In the July edition of my In Good Faith column, I write about the opportunity found in embracing "holy interruptions." Also about getting stuffed on the basketball court by my 16-year-old son.
Pardon the Interruption
There’s a show that airs on ESPN called Pardon the Interruption and it gives me agita. It’s a roundup of the day’s sports news hosted by a couple of loud, contentious talking heads with strongly voiced opinions about…everything. It’s kind of like the sports version of the McLaughlin Group, the long-running PBS news show that puts liberals and conservatives around a table and lets them have at it. Both shows are 30 minutes of people interrupting one another in what is basically, at least to my ears, a verbal food fight.
Much of ministry, like life itself, is an interruption. You can plan out your day and yet, depending on what arises, it often veers off in a completely different direction. Those plans you had to write that newsletter article? That gets trumped when you get a phone call that someone took a fall and is being transported to South Shore Hospital. Or that time you carved out to sit in your office and go over the budget for an upcoming meeting? That goes out the window when a parishioner comes in with news that her father just died.
You can either rue the disruption of your regular routine or you can view it as an opportunity to serve others. And you learn pretty quickly that people are much more important than your own calendar or deadlines or to-do list.

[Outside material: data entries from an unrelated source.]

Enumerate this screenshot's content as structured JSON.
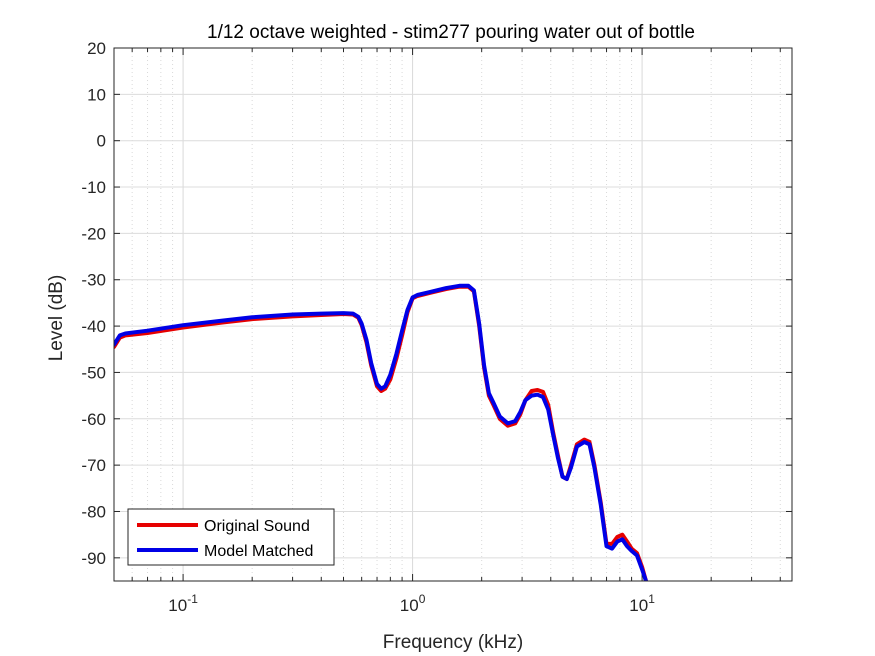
{
  "chart_data": {
    "type": "line",
    "title": "1/12 octave weighted - stim277 pouring water out of bottle",
    "xlabel": "Frequency (kHz)",
    "ylabel": "Level (dB)",
    "xscale": "log",
    "xlim": [
      0.05,
      45
    ],
    "ylim": [
      -95,
      20
    ],
    "yticks": [
      20,
      10,
      0,
      -10,
      -20,
      -30,
      -40,
      -50,
      -60,
      -70,
      -80,
      -90
    ],
    "xticks": [
      {
        "base": "10",
        "exp": "-1",
        "value": 0.1
      },
      {
        "base": "10",
        "exp": "0",
        "value": 1
      },
      {
        "base": "10",
        "exp": "1",
        "value": 10
      }
    ],
    "grid": true,
    "legend": {
      "location": "bottom-left",
      "entries": [
        "Original Sound",
        "Model Matched"
      ]
    },
    "series": [
      {
        "name": "Original Sound",
        "color": "#e60000",
        "x": [
          0.05,
          0.053,
          0.056,
          0.07,
          0.1,
          0.15,
          0.2,
          0.3,
          0.4,
          0.5,
          0.55,
          0.58,
          0.6,
          0.63,
          0.66,
          0.7,
          0.73,
          0.76,
          0.8,
          0.85,
          0.9,
          0.95,
          1.0,
          1.05,
          1.2,
          1.4,
          1.6,
          1.75,
          1.85,
          1.95,
          2.05,
          2.15,
          2.25,
          2.4,
          2.6,
          2.8,
          2.95,
          3.1,
          3.3,
          3.5,
          3.7,
          3.9,
          4.1,
          4.3,
          4.5,
          4.7,
          4.9,
          5.2,
          5.6,
          5.9,
          6.2,
          6.6,
          7.0,
          7.4,
          7.8,
          8.2,
          8.6,
          9.0,
          9.5,
          10.0,
          10.4
        ],
        "y": [
          -44.5,
          -42.5,
          -42,
          -41.5,
          -40.3,
          -39.2,
          -38.5,
          -37.9,
          -37.6,
          -37.4,
          -37.5,
          -38.2,
          -39.8,
          -43.5,
          -48.5,
          -53,
          -54,
          -53.5,
          -51.5,
          -47,
          -42,
          -37,
          -34,
          -33.5,
          -32.8,
          -32.0,
          -31.5,
          -31.5,
          -32.5,
          -40,
          -49,
          -55,
          -57,
          -60,
          -61.5,
          -61,
          -59,
          -56,
          -54,
          -53.8,
          -54.2,
          -57,
          -63,
          -68,
          -72.5,
          -73,
          -70,
          -65.5,
          -64.5,
          -65,
          -70,
          -78,
          -87,
          -87,
          -85.5,
          -85,
          -86.5,
          -88,
          -89,
          -92,
          -95
        ]
      },
      {
        "name": "Model Matched",
        "color": "#0000e6",
        "x": [
          0.05,
          0.053,
          0.056,
          0.07,
          0.1,
          0.15,
          0.2,
          0.3,
          0.4,
          0.5,
          0.55,
          0.58,
          0.6,
          0.63,
          0.66,
          0.7,
          0.73,
          0.76,
          0.8,
          0.85,
          0.9,
          0.95,
          1.0,
          1.05,
          1.2,
          1.4,
          1.6,
          1.75,
          1.85,
          1.95,
          2.05,
          2.15,
          2.25,
          2.4,
          2.6,
          2.8,
          2.95,
          3.1,
          3.3,
          3.5,
          3.7,
          3.9,
          4.1,
          4.3,
          4.5,
          4.7,
          4.9,
          5.2,
          5.6,
          5.9,
          6.2,
          6.6,
          7.0,
          7.4,
          7.8,
          8.2,
          8.6,
          9.0,
          9.5,
          10.0,
          10.4
        ],
        "y": [
          -44,
          -42,
          -41.6,
          -41,
          -39.8,
          -38.8,
          -38.1,
          -37.5,
          -37.3,
          -37.2,
          -37.3,
          -38,
          -39.5,
          -43,
          -48,
          -52.5,
          -53.5,
          -53,
          -50.5,
          -46,
          -41,
          -36.5,
          -33.8,
          -33.3,
          -32.6,
          -31.8,
          -31.3,
          -31.3,
          -32.3,
          -39.5,
          -48.5,
          -54.5,
          -56.5,
          -59.5,
          -61,
          -60.5,
          -58.5,
          -56,
          -55,
          -54.8,
          -55.3,
          -58,
          -63.5,
          -68.5,
          -72.5,
          -73,
          -70.5,
          -66,
          -65,
          -65.5,
          -70.5,
          -78.5,
          -87.5,
          -88,
          -86.5,
          -86,
          -87.5,
          -88.5,
          -89.5,
          -92.5,
          -95
        ]
      }
    ]
  }
}
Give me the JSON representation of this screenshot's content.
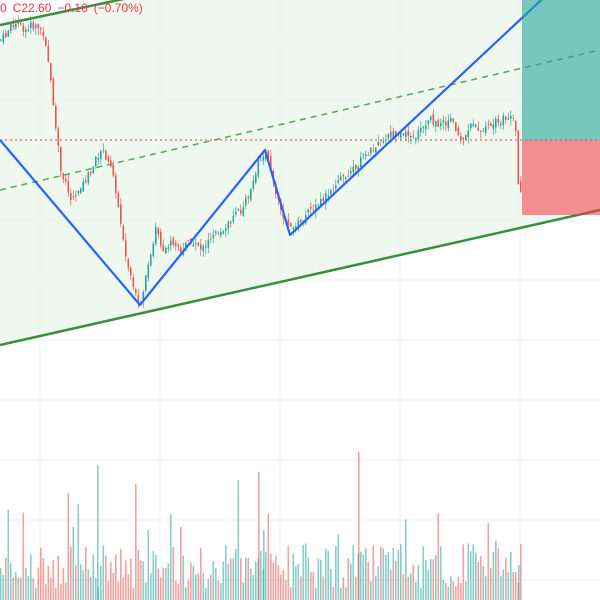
{
  "header": {
    "partial_value": "0",
    "close_label": "C22.60",
    "change": "−0.16",
    "change_pct": "(−0.70%)"
  },
  "colors": {
    "up": "#26a69a",
    "down": "#ef5350",
    "channel_line": "#388e3c",
    "channel_fill": "#e8f5e9",
    "zigzag": "#2962ff",
    "dotted_price_line": "#f23645",
    "target_zone": "#26a69a",
    "stop_zone": "#f23645",
    "grid": "#eceff1"
  },
  "chart_data": {
    "type": "candlestick",
    "ylim": [
      18.0,
      24.0
    ],
    "last_price": 22.6,
    "price_series": [
      [
        0,
        23.6
      ],
      [
        8,
        23.7
      ],
      [
        16,
        23.8
      ],
      [
        24,
        23.7
      ],
      [
        32,
        23.75
      ],
      [
        42,
        23.7
      ],
      [
        50,
        23.2
      ],
      [
        60,
        22.3
      ],
      [
        70,
        22.0
      ],
      [
        80,
        22.1
      ],
      [
        90,
        22.3
      ],
      [
        100,
        22.5
      ],
      [
        108,
        22.4
      ],
      [
        115,
        22.1
      ],
      [
        122,
        21.6
      ],
      [
        128,
        21.3
      ],
      [
        135,
        21.1
      ],
      [
        140,
        20.95
      ],
      [
        148,
        21.4
      ],
      [
        155,
        21.7
      ],
      [
        163,
        21.5
      ],
      [
        170,
        21.6
      ],
      [
        180,
        21.5
      ],
      [
        190,
        21.6
      ],
      [
        200,
        21.5
      ],
      [
        210,
        21.6
      ],
      [
        220,
        21.7
      ],
      [
        230,
        21.8
      ],
      [
        240,
        21.9
      ],
      [
        250,
        22.1
      ],
      [
        258,
        22.4
      ],
      [
        265,
        22.5
      ],
      [
        272,
        22.2
      ],
      [
        280,
        21.9
      ],
      [
        290,
        21.7
      ],
      [
        300,
        21.8
      ],
      [
        310,
        21.9
      ],
      [
        320,
        22.0
      ],
      [
        330,
        22.1
      ],
      [
        340,
        22.2
      ],
      [
        350,
        22.3
      ],
      [
        360,
        22.4
      ],
      [
        370,
        22.5
      ],
      [
        380,
        22.6
      ],
      [
        390,
        22.65
      ],
      [
        400,
        22.7
      ],
      [
        410,
        22.6
      ],
      [
        420,
        22.7
      ],
      [
        430,
        22.8
      ],
      [
        440,
        22.75
      ],
      [
        450,
        22.8
      ],
      [
        460,
        22.6
      ],
      [
        470,
        22.75
      ],
      [
        480,
        22.7
      ],
      [
        490,
        22.75
      ],
      [
        500,
        22.8
      ],
      [
        510,
        22.85
      ],
      [
        515,
        22.7
      ],
      [
        519,
        21.8
      ],
      [
        522,
        22.6
      ]
    ],
    "channel": {
      "upper": [
        [
          0,
          23.75
        ],
        [
          522,
          24.85
        ]
      ],
      "lower": [
        [
          0,
          20.55
        ],
        [
          600,
          21.9
        ]
      ],
      "mid_dashed": [
        [
          0,
          22.1
        ],
        [
          600,
          23.5
        ]
      ]
    },
    "zigzag": [
      [
        0,
        22.6
      ],
      [
        140,
        20.95
      ],
      [
        265,
        22.5
      ],
      [
        290,
        21.65
      ],
      [
        600,
        24.55
      ]
    ],
    "position": {
      "entry": 22.6,
      "target": 24.85,
      "stop": 21.85,
      "x_start": 522
    }
  }
}
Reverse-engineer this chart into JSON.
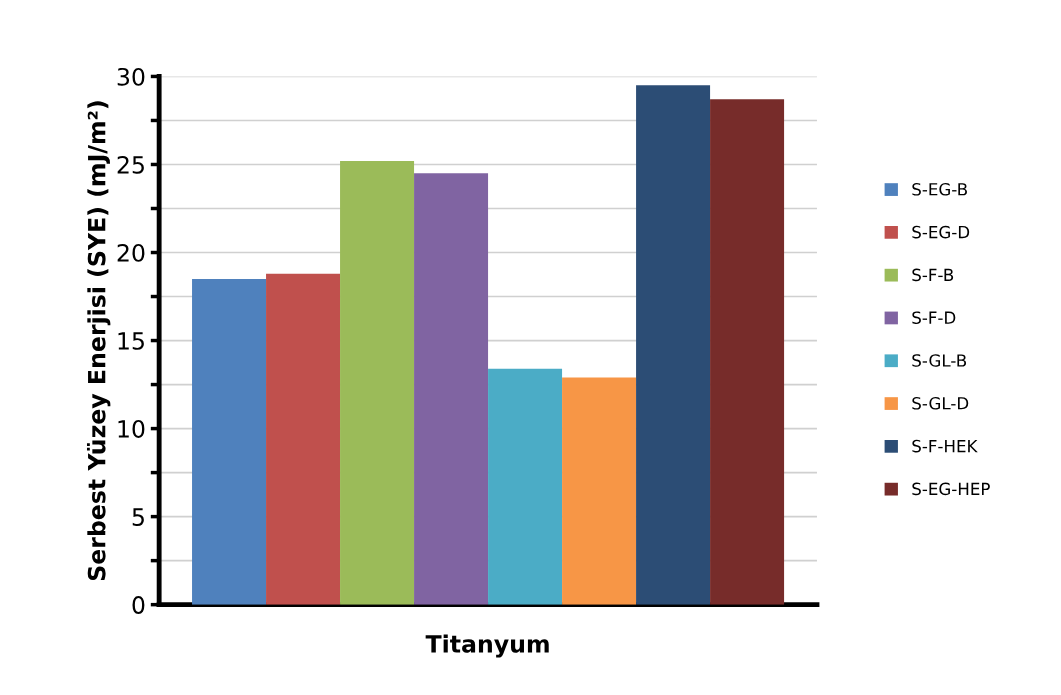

Jesus certainly knew what it was to get interrupted. During his brief, what I like to call “rock star” phase, when people hounded him wherever he went, his life was one long interruption. He couldn’t go anywhere without people wanting his attention or a healing touch or a chance to take a selfie with him. If he wanted a quiet moment for renewal he had to slip away by cover of darkness to find a place to pray — and even then people caught up with him and interrupted his private devotions with their own needs and concerns. Something he never once complained about.
In fact, Jesus’ own approach to interruptions helps to shift our perspective. While we often view interruptions as a great source of annoyance and frustration, we can all thank God for what I like to call “holy interruptions” — unplanned interactions with others that make a difference in our own lives or those of others.
The thing is you have to be open to the holy interruptions that present themselves. Sometimes it means putting your phone away and really listening. It means seeing the divine in others even when we’d really rather not get involved. It means being flexible as we go about our days — flexible enough to leave room for people who may be hurting or vulnerable or seeking a word of comfort from a friend or stranger. It means cultivating an awareness to those in our midst rather than remaining so inwardly focused.
The opportunity for holy interruptions happen all the time — both at home and at work. There are days when I come home from the office grateful for a chance to finally sit down and unwind. It’s usually at that very moment that my boys want me to go out and shoot hoops with them. And I don’t want to. I’m tired physically and tired emotionally from a full day and I’m tired of playing two-on-one against them and having my 6-foot-tall 16-year-old swat away my shots like Shaq playing one-one-one with Spudd Webb. But more often than not, I go out anyway because these holy interruptions won't be there forever. And I’m always glad I did even as I suffer yet another basketball beatdown.
I encourage you to reflect on the possibilities for such holy interruptions in your own life. Don’t pardon the interruption but embrace it. Allow interruptions to instruct rather than disrupt. And know that your life will be all the richer for it.
Thanks for your view on this. I would like to think that my interruptions could be this blessed.